- Currency expected to post best returns after lira by year-end
- Ebury says selling is being driven by panic, not fundamentals
The rand’s top forecaster is predicting South Africa’s currency will rally after dropping to a record low.
“The selloff is completely excessive,” Enrique Diaz-Alvarez, chief risk officer at Ebury Partners, the currency’s most accurate forecaster among more than 30 analysts for the past three quarters according to data compiled by Bloomberg, said by phone from London on Sept. 7. “The currency, everything, is priced for the worst-case scenario.”
The currency of Africa’s most industrialized economy will reap the best returns among 31 major and emerging markets by the end of the year after Turkey’s lira, according to data compiled by Bloomberg. The rand has weakened more than 16 percent against the dollar this year, pushing its 14-day relative strength index to the lowest level since 2002, signaling to analysts that the currency has dropped too far, too quickly.
The rout is an overreaction to slowing growth in China, the largest buyer of South African raw materials, and speculation on the timing of Federal Reserve interest-rate increases, according to Diaz-Alvarez. He predicts a 2.4 percent advance for the rand against the greenback by the end of 2015 as lower oil prices cut the nation’s import bill. BlackRock Inc., the world’s biggest money manager, also views the rand’s drop as a part of a “dramatic overshoot” and expects the currency to strengthen as the Fed lift-off calms markets.
Some home grown problems have weighed on the rand as a power crisis chokes growth in an economy where one in four people are unemployed. Factory production declined every month except for March in the first half of the year, pushing the country toward recession following a second-quarter contraction.
"The situation is gradually deteriorating," Phoenix Kalen, an emerging-market strategist at Societe Generale SA in London, who expects the rand to end the year at about 13.40, said by phone on Tuesday. “There’s still various unrest issues coming out of the mining sector," while growth has collapsed and the country’s leadership lacks political cohesion, she said.
With inflation set to breach the top of the central bank’s 3 percent to 6 percent target range and the Fed rate increase threatening to reduce capital flows, Governor Lesetja Kganyago may increase borrowing costs again this month to follow the quarter percentage-point rise in July, further hampering growth.
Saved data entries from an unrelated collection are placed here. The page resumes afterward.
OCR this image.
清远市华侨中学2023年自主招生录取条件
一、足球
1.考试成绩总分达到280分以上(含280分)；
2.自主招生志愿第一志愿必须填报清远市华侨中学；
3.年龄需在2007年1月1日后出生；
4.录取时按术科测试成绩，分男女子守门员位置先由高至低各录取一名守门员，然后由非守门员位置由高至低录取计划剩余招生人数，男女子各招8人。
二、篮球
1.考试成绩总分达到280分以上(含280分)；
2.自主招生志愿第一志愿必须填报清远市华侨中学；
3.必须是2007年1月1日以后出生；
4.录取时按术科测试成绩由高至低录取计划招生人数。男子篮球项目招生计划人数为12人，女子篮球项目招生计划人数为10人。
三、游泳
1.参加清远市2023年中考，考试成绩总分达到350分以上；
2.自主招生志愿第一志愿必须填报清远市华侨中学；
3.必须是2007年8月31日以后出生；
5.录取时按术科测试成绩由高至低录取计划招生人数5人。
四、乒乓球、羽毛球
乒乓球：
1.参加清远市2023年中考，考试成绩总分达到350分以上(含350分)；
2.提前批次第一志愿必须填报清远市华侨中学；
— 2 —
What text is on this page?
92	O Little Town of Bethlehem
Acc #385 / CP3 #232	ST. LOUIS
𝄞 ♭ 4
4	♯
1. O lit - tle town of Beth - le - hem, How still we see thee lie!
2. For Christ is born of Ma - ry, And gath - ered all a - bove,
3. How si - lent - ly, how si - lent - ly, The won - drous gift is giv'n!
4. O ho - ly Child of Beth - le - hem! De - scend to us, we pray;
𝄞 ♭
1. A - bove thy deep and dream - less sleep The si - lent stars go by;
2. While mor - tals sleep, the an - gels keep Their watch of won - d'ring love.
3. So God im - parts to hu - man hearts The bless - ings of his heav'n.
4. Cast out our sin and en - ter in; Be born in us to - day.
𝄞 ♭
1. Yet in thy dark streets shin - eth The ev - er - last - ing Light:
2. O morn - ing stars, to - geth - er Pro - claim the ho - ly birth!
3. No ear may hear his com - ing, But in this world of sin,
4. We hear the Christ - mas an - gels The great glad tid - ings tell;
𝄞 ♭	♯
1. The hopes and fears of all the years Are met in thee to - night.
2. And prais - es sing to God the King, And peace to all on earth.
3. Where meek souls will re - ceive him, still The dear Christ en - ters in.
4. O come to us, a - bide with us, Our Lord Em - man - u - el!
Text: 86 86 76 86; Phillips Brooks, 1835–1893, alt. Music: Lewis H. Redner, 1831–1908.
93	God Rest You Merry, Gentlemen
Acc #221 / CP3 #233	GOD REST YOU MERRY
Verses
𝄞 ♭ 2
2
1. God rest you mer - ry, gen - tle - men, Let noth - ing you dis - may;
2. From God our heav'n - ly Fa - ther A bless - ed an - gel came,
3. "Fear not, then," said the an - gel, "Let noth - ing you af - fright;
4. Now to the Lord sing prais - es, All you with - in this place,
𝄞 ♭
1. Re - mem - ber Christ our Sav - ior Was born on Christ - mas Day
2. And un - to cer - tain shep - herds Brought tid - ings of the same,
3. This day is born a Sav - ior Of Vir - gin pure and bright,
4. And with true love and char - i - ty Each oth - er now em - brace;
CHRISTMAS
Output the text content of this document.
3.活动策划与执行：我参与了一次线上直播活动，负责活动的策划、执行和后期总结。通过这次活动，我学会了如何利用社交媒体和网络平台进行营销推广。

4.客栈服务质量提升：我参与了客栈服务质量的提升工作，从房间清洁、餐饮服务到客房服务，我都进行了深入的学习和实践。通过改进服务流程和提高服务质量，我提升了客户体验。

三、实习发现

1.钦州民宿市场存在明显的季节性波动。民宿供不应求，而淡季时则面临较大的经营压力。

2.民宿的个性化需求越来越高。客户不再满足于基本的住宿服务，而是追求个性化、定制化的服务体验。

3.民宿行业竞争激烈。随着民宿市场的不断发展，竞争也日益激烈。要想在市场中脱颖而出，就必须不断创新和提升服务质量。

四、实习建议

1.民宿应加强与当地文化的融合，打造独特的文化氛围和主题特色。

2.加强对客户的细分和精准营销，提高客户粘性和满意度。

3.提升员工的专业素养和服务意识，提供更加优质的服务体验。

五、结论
Only “a symbolic hike” of 25 basis points to signal to the market that the bank is taking note of the rand fall is necessary, Ebury’s Diaz-Alvarez said. "A mild hike would stabilize the currency without having much impact on business conditions."
Ebury, which previously expected the rand to end 2015 at 12 per dollar, this week revised its forecast to 13.50 to reflect a faster-than-expected slowdown in China. The fall in commodity prices will probably have a neutral effect on South Africa because it imports most of its oil needs, making current levels “a complete overreaction,” Diaz-Alvarez said.
The rand rose 1.2 percent to 13.6262 per dollar by 4 p.m. in New York on Thursday. The currency may return 4.5 percent against the dollar by the final quarter of 2015, data compiled by Bloomberg show.
The rand’s depreciation to more than 20 per British pound is also "unbelievable," Scott Thiel, the deputy chief investment officer of BlackRock, said on Sept. 7. “I would venture to say the day the Fed raises interest rates the South Africa rand will be stronger,” he said.
South Africa’s currency fell through the key psychological level of 14 per dollar for the second time ever on Sept. 7 and is set for five weeks of straight declines, the longest stretch of losses since October last year. The Reserve Bank won’t defend the rand, seeing benefits to exporters and a muted pass-through to consumer prices.
“The SARB can afford to be subdued in its response to the currency devaluation,” according to Ebury’s Diaz-Alvarez said. "One thing is, commentators often say ‘things are bad therefore recent moves will continue.’ Well, things are bad, there’s a selloff, the prices reflect the bad situation, it’s time for them to stabilize. Things cannot continue going down forever if things aren’t getting worse."